Astre constituait certainement le demi de mêlée le plus brillant des années 1970 avec Max Barrau ; Jean-Pierre Romeu était également le meilleur à l'ouverture. Cette charnière aurait donc pu connaître de nombreuses sélections. C'est du reste ce qui s'est passé durant toute leur jeunesse, Astre-Romeu, tous deux nés en 1948, c'était la charnière de leur génération. Ils formaient le numéro 9 et le numéro 10 de l'équipe de Midi-Pyrénées en Coupe Taddéï, ce qui, dans le rugby des années 1970, signifiait énormément. C'était un comité qui comptait autant de joueurs que l'Écosse.

Richard Astre n'était pas encore biterrois, il jouait à Toulouse, au TOEC, avec Jean Salut et Élie Cester. Jean-Pierre Romeu, né à Thuir, évoluait à Carmaux où il avait travaillé à la mine.
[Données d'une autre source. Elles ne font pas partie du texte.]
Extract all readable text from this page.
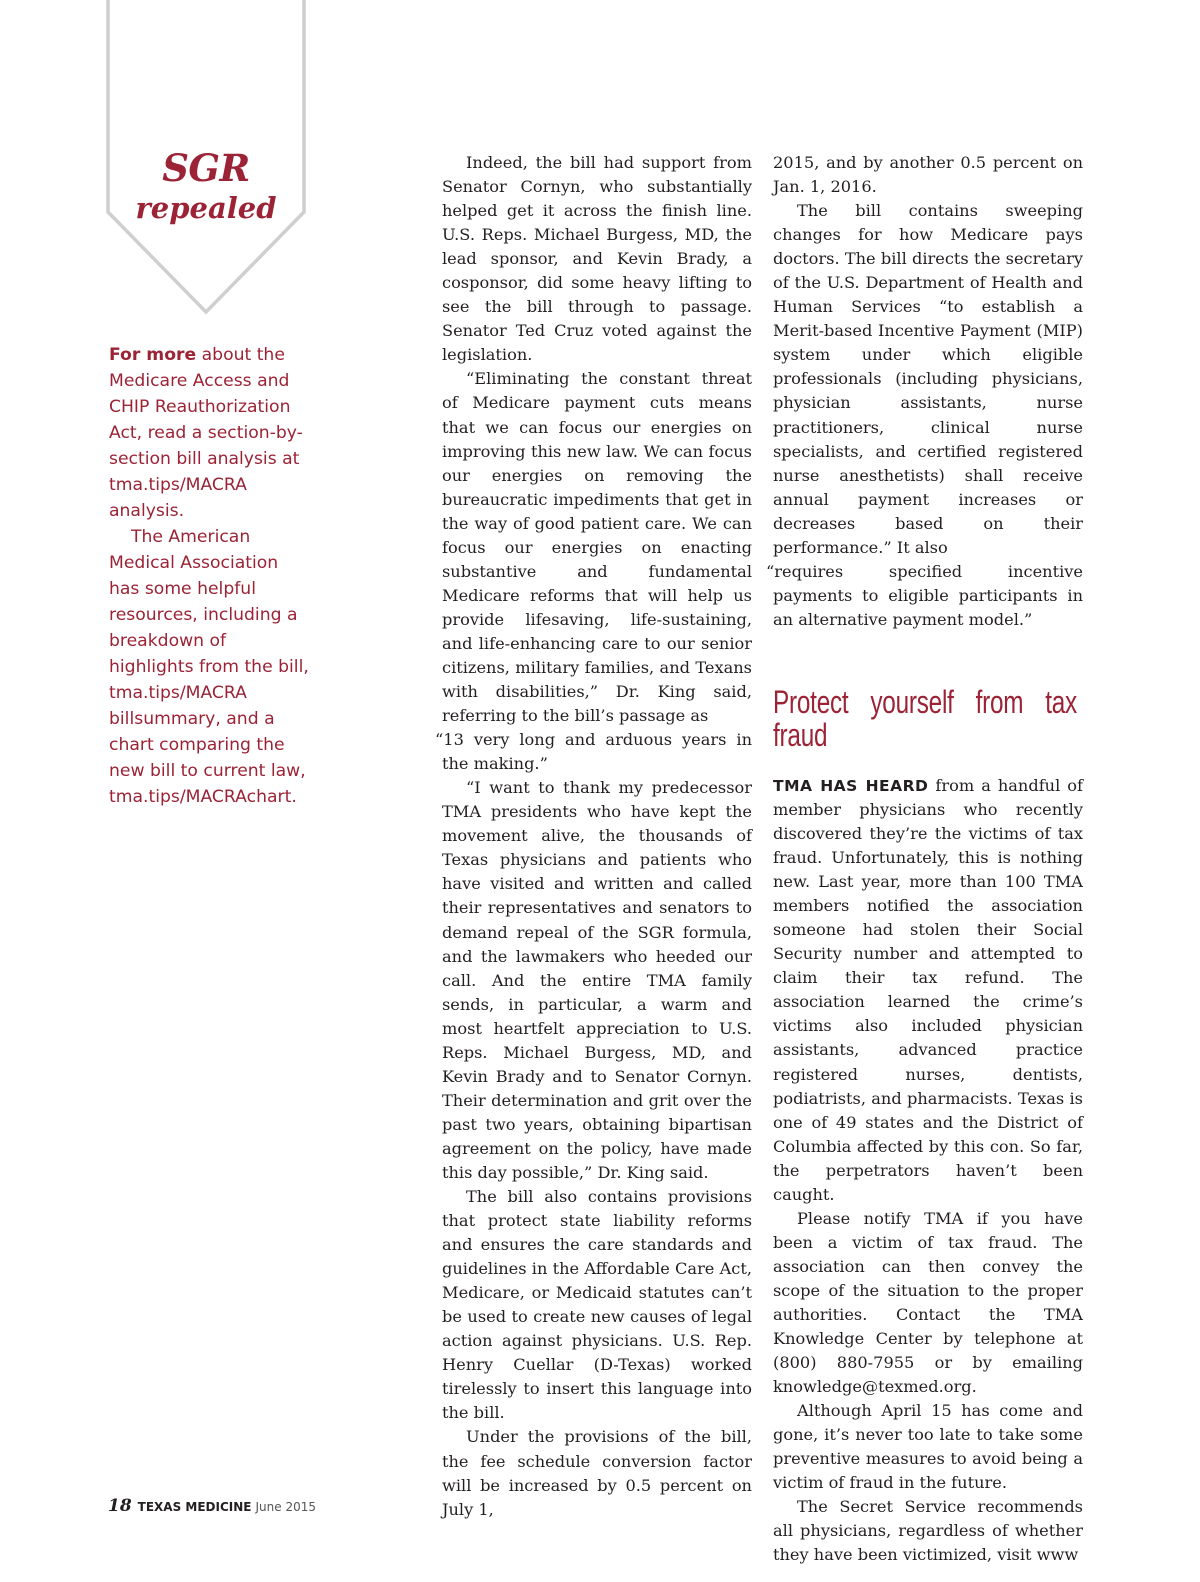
SGR
repealed

For more about the Medicare Access and CHIP Reauthorization Act, read a section-by-section bill analysis at tma.tips/MACRA analysis.

The American Medical Association has some helpful resources, including a breakdown of highlights from the bill, tma.tips/MACRA billsummary, and a chart comparing the new bill to current law, tma.tips/MACRAchart.

Indeed, the bill had support from Senator Cornyn, who substantially helped get it across the finish line. U.S. Reps. Michael Burgess, MD, the lead sponsor, and Kevin Brady, a cosponsor, did some heavy lifting to see the bill through to passage. Senator Ted Cruz voted against the legislation.

“Eliminating the constant threat of Medicare payment cuts means that we can focus our energies on improving this new law. We can focus our energies on removing the bureaucratic impediments that get in the way of good patient care. We can focus our energies on enacting substantive and fundamental Medicare reforms that will help us provide lifesaving, life-sustaining, and life-enhancing care to our senior citizens, military families, and Texans with disabilities,” Dr. King said, referring to the bill’s passage as

“13 very long and arduous years in the making.”

“I want to thank my predecessor TMA presidents who have kept the movement alive, the thousands of Texas physicians and patients who have visited and written and called their representatives and senators to demand repeal of the SGR formula, and the lawmakers who heeded our call. And the entire TMA family sends, in particular, a warm and most heartfelt appreciation to U.S. Reps. Michael Burgess, MD, and Kevin Brady and to Senator Cornyn. Their determination and grit over the past two years, obtaining bipartisan agreement on the policy, have made this day possible,” Dr. King said.

The bill also contains provisions that protect state liability reforms and ensures the care standards and guidelines in the Affordable Care Act, Medicare, or Medicaid statutes can’t be used to create new causes of legal action against physicians. U.S. Rep. Henry Cuellar (D-Texas) worked tirelessly to insert this language into the bill.

Under the provisions of the bill, the fee schedule conversion factor will be increased by 0.5 percent on July 1,

2015, and by another 0.5 percent on Jan. 1, 2016.

The bill contains sweeping changes for how Medicare pays doctors. The bill directs the secretary of the U.S. Department of Health and Human Services “to establish a Merit-based Incentive Payment (MIP) system under which eligible professionals (including physicians, physician assistants, nurse practitioners, clinical nurse specialists, and certified registered nurse anesthetists) shall receive annual payment increases or decreases based on their performance.” It also

“requires specified incentive payments to eligible participants in an alternative payment model.”

Protect yourself from tax fraud

TMA HAS HEARD from a handful of member physicians who recently discovered they’re the victims of tax fraud. Unfortunately, this is nothing new. Last year, more than 100 TMA members notified the association someone had stolen their Social Security number and attempted to claim their tax refund. The association learned the crime’s victims also included physician assistants, advanced practice registered nurses, dentists, podiatrists, and pharmacists. Texas is one of 49 states and the District of Columbia affected by this con. So far, the perpetrators haven’t been caught.

Please notify TMA if you have been a victim of tax fraud. The association can then convey the scope of the situation to the proper authorities. Contact the TMA Knowledge Center by telephone at (800) 880-7955 or by emailing knowledge@texmed.org.

Although April 15 has come and gone, it’s never too late to take some preventive measures to avoid being a victim of fraud in the future.

The Secret Service recommends all physicians, regardless of whether they have been victimized, visit www

18 TEXAS MEDICINE June 2015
C'est ainsi qu'après les cadets, ils ont continué à jouer ensemble en équipe de France juniors, puis sont entrés, bras dessus, bras dessous, pour faire leur service militaire au Bataillon de Joinville, qui représentait alors l'élite absolue du sport français. C'était en fait la seule entité où les meilleurs d'une discipline avaient accès au professionnalisme.
« Pour la première fois de nos vies, on s'entraînait tous les jours », raconte Astre. « Le vendredi soir, on prenait ensemble le train de nuit gare d'Austerlitz. Richard s'arrêtait le matin à Toulouse, moi, j'avais encore une heure de trajet. » Les deux hommes s'entraînaient ensemble la semaine et s'affrontaient parfois le week-end. « Avec le Bataillon, on a été invaincus durant toute cette année-là », assure Astre.
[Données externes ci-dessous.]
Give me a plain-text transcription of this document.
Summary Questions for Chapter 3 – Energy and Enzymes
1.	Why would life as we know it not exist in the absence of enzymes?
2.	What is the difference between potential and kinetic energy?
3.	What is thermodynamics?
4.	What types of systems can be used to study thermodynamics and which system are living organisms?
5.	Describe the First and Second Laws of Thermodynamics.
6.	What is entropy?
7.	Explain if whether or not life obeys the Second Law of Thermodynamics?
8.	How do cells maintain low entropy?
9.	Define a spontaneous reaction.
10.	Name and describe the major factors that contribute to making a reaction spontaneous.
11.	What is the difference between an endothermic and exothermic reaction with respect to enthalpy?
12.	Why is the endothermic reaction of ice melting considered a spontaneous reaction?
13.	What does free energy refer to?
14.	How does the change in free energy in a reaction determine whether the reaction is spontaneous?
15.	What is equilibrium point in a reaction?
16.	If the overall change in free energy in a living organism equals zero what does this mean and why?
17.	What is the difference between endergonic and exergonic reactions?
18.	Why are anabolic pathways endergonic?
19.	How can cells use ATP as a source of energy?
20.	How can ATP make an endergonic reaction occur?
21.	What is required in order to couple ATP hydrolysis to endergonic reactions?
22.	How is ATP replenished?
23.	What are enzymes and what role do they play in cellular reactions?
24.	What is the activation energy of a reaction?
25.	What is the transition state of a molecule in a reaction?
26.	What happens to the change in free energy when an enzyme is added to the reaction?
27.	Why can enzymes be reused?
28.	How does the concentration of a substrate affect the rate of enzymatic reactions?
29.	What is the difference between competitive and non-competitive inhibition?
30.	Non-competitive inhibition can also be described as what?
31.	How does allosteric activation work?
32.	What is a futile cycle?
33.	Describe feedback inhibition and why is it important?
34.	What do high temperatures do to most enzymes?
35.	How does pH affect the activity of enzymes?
« Notre entente était excellente, jouer avec Richard, c'était du pain bénit »
Jean-Pierre Romeu
« Notre entente était excellente, rappelle Romeu. Avec Richard, on jouait les yeux fermés. On s'entendait bien dans la vie. Oui, jouer avec Richard, c'était du pain bénit. » Pourtant, ces deux-là n'auront pas la carrière en bleu que leur talent et l'histoire leur promettaient. Astre connaît sa première sélection en équipe de France le 11 décembre 1971 face à la Roumanie (31-12).
Jean-Pierre Romeu débute sa carrière en Bleu à l'occasion de cette même affiche crépusculaire (le match avait lieu chaque année au coeur de l'hiver), mais en 1972, le 26 novembre (15-6 pour les Français), alors qu'il vient de signer à Clermont. « On me proposait d'entrer chez Michelin. »« Signer dans un club était alors un acte fort, rappelle Astre, car, en général, à cette époque, c'était pour la vie. » D'autant qu'il y avait alors la règle de la licence rouge, une interdiction de jouer pendant un an quand on quittait un club. Ce qui fut le cas de Romeu lors de la saison 1968-1969 au nom de cette absurdité réglementaire.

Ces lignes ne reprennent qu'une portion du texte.